I had to change from IMU.readAcceleration to .readFloatAccelX() based on the way the library for LSM6DS3 library. I am not really sure if the way buffer is being written correctly here.

 // read to the end of the buffer
        buffer[EI_CLASSIFIER_DSP_INPUT_FRAME_SIZE - 6]=myIMU.readFloatAccelX();
        buffer[EI_CLASSIFIER_DSP_INPUT_FRAME_SIZE - 5]=myIMU.readFloatAccelY();
        buffer[EI_CLASSIFIER_DSP_INPUT_FRAME_SIZE - 4]=myIMU.readFloatAccelZ();
        buffer[EI_CLASSIFIER_DSP_INPUT_FRAME_SIZE - 3]=myIMU.readFloatGyroX();
        buffer[EI_CLASSIFIER_DSP_INPUT_FRAME_SIZE - 2]=myIMU.readFloatGyroY();
        buffer[EI_CLASSIFIER_DSP_INPUT_FRAME_SIZE - 1]=myIMU.readFloatGyroZ();

        for (int i = 0; i < 6; i++) {
            if (fabs(buffer[EI_CLASSIFIER_DSP_INPUT_FRAME_SIZE - 6 + i]) > MAX_ACCEPTED_RANGE) {
                buffer[EI_CLASSIFIER_DSP_INPUT_FRAME_SIZE - 6 + i] = ei_get_sign(buffer[EI_CLASSIFIER_DSP_INPUT_FRAME_SIZE - 6 + i]) * MAX_ACCEPTED_RANGE;
            }
        }

        buffer[EI_CLASSIFIER_DSP_INPUT_FRAME_SIZE - 6] ;
        buffer[EI_CLASSIFIER_DSP_INPUT_FRAME_SIZE - 5] ;
        buffer[EI_CLASSIFIER_DSP_INPUT_FRAME_SIZE - 4] ;
        buffer[EI_CLASSIFIER_DSP_INPUT_FRAME_SIZE - 3];
        buffer[EI_CLASSIFIER_DSP_INPUT_FRAME_SIZE - 2];
        buffer[EI_CLASSIFIER_DSP_INPUT_FRAME_SIZE - 1];

Seems like it is not reading the sensor data based on what is seen from the serial monitor.

Hello @melmel922,

Just saw this article and thought about your project.
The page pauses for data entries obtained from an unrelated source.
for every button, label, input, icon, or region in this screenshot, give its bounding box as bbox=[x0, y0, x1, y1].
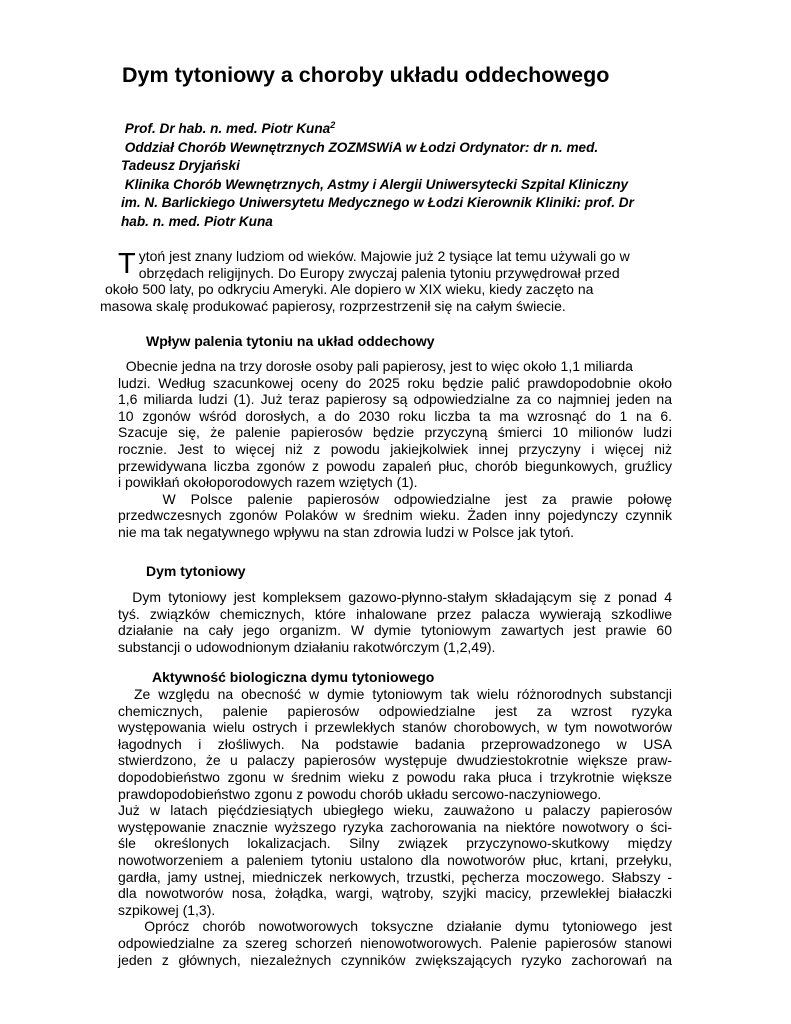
text-line: łagodnych i złośliwych. Na podstawie badania przeprowadzonego w USA bbox=[118, 735, 672, 752]
text-line: stwierdzono, że u palaczy papierosów występuje dwudziestokrotnie większe praw- bbox=[118, 752, 672, 769]
text-line: dopodobieństwo zgonu w średnim wieku z powodu raka płuca i trzykrotnie większe bbox=[118, 768, 672, 785]
section2-paragraph bbox=[118, 589, 672, 655]
affiliation-line: Oddział Chorób Wewnętrznych ZOZMSWiA w Łodzi Ordynator: dr n. med. bbox=[124, 139, 599, 155]
intro-line: masowa skalę produkować papierosy, rozprzestrzenił się na całym świecie. bbox=[100, 297, 566, 314]
intro-line: obrzędach religijnych. Do Europy zwyczaj palenia tytoniu przywędrował przed bbox=[138, 264, 620, 281]
section-heading: Dym tytoniowy bbox=[146, 563, 246, 579]
text-line: rocznie. Jest to więcej niż z powodu jakiejkolwiek innej przyczyny i więcej niż bbox=[118, 440, 672, 457]
text-line: występowania wielu ostrych i przewlekłych stanów chorobowych, w tym nowotworów bbox=[118, 719, 672, 736]
text-line: odpowiedzialne za szereg schorzeń nienowotworowych. Palenie papierosów stanowi bbox=[118, 934, 672, 951]
text-line: Dym tytoniowy jest kompleksem gazowo-płynno-stałym składającym się z ponad 4 bbox=[118, 589, 672, 605]
text-line: Szacuje się, że palenie papierosów będzie przyczyną śmierci 10 milionów ludzi bbox=[118, 424, 672, 441]
text-line: 1,6 miliarda ludzi (1). Już teraz papierosy są odpowiedzialne za co najmniej jeden na bbox=[118, 391, 672, 408]
intro-line: około 500 laty, po odkryciu Ameryki. Ale dopiero w XIX wieku, kiedy zaczęto na bbox=[105, 281, 594, 298]
text-line: nie ma tak negatywnego wpływu na stan zdrowia ludzi w Polsce jak tytoń. bbox=[118, 523, 575, 540]
text-line: Obecnie jedna na trzy dorosłe osoby pali papierosy, jest to więc około 1,1 miliarda bbox=[118, 358, 633, 374]
author-line bbox=[121, 120, 681, 139]
text-line: śle określonych lokalizacjach. Silny związek przyczynowo-skutkowy między bbox=[118, 835, 672, 852]
intro-paragraph bbox=[100, 248, 678, 314]
intro-line: ytoń jest znany ludziom od wieków. Majowie już 2 tysiące lat temu używali go w bbox=[138, 248, 630, 264]
text-line: nowotworzeniem a paleniem tytoniu ustalono dla nowotworów płuc, krtani, przełyku, bbox=[118, 851, 672, 868]
text-line: ludzi. Według szacunkowej oceny do 2025 roku będzie palić prawdopodobnie około bbox=[118, 374, 672, 391]
section1-paragraph bbox=[118, 358, 672, 541]
text-line: Ze względu na obecność w dymie tytoniowym tak wielu różnorodnych substancji bbox=[118, 686, 672, 702]
text-line: prawdopodobieństwo zgonu z powodu chorób układu sercowo-naczyniowego. bbox=[118, 785, 602, 802]
text-line: gardła, jamy ustnej, miedniczek nerkowych, trzustki, pęcherza moczowego. Słabszy - bbox=[118, 868, 672, 885]
author-name: Prof. Dr hab. n. med. Piotr Kuna bbox=[124, 121, 331, 136]
affiliation-line: Klinika Chorób Wewnętrznych, Astmy i Alergii Uniwersytecki Szpital Kliniczny bbox=[124, 176, 629, 192]
text-line: chemicznych, palenie papierosów odpowiedzialne jest za wzrost ryzyka bbox=[118, 702, 672, 719]
text-line: dla nowotworów nosa, żołądka, wargi, wątroby, szyjki macicy, przewlekłej białaczki bbox=[118, 885, 672, 902]
text-line: tyś. związków chemicznych, które inhalowane przez palacza wywierają szkodliwe bbox=[118, 605, 672, 622]
section-heading: Wpływ palenia tytoniu na układ oddechowy bbox=[146, 333, 435, 349]
text-line: W Polsce palenie papierosów odpowiedzialne jest za prawie połowę bbox=[118, 490, 672, 507]
text-line: substancji o udowodnionym działaniu rakotwórczym (1,2,49). bbox=[118, 638, 496, 655]
section3-paragraph bbox=[118, 686, 672, 968]
text-line: działanie na cały jego organizm. W dymie tytoniowym zawartych jest prawie 60 bbox=[118, 622, 672, 639]
text-line: występowanie znacznie wyższego ryzyka zachorowania na niektóre nowotwory o ści- bbox=[118, 818, 672, 835]
affiliation-line: hab. n. med. Piotr Kuna bbox=[121, 213, 273, 229]
text-line: 10 zgonów wśród dorosłych, a do 2030 roku liczba ta ma wzrosnąć do 1 na 6. bbox=[118, 407, 672, 424]
affiliation-line: im. N. Barlickiego Uniwersytetu Medycznego w Łodzi Kierownik Kliniki: prof. Dr bbox=[121, 195, 634, 210]
text-line: szpikowej (1,3). bbox=[118, 901, 216, 918]
text-line: i powikłań okołoporodowych razem wziętych (1). bbox=[118, 474, 418, 491]
text-line: jeden z głównych, niezależnych czynników zwiększających ryzyko zachorowań na bbox=[118, 951, 672, 968]
text-line: Oprócz chorób nowotworowych toksyczne działanie dymu tytoniowego jest bbox=[118, 918, 672, 935]
affiliation-block bbox=[121, 120, 681, 231]
text-line: przewidywana liczba zgonów z powodu zapaleń płuc, chorób biegunkowych, gruźlicy bbox=[118, 457, 672, 474]
author-footnote-marker: 2 bbox=[330, 120, 336, 130]
text-line: przedwczesnych zgonów Polaków w średnim wieku. Żaden inny pojedynczy czynnik bbox=[118, 507, 672, 524]
page-title: Dym tytoniowy a choroby układu oddechowego bbox=[122, 63, 610, 87]
text-line: Już w latach pięćdziesiątych ubiegłego wieku, zauważono u palaczy papierosów bbox=[118, 802, 672, 819]
section-heading: Aktywność biologiczna dymu tytoniowego bbox=[152, 669, 435, 685]
drop-cap: T bbox=[118, 248, 136, 280]
affiliation-line: Tadeusz Dryjański bbox=[121, 158, 240, 173]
You might be interested. Here is the article: Trying out Edge Impulse machine learning platform on XIAO BLE Sense board - CNX Software

Regards,

Louis

Hi @louis thanks for sharing I managed to try this out and now it is working as I have intended! Really greatful for sharing this information. Now I just need to tweak the code to allow it to run at a faster rate.

Thank you! :slight_smile:

Hello @melmel922,

Glad to hear that!

Good luck

Hi @melmel922, would you mind sharing your code on how you did it? I am having trouble implementing it on the XIAO BLE board as well.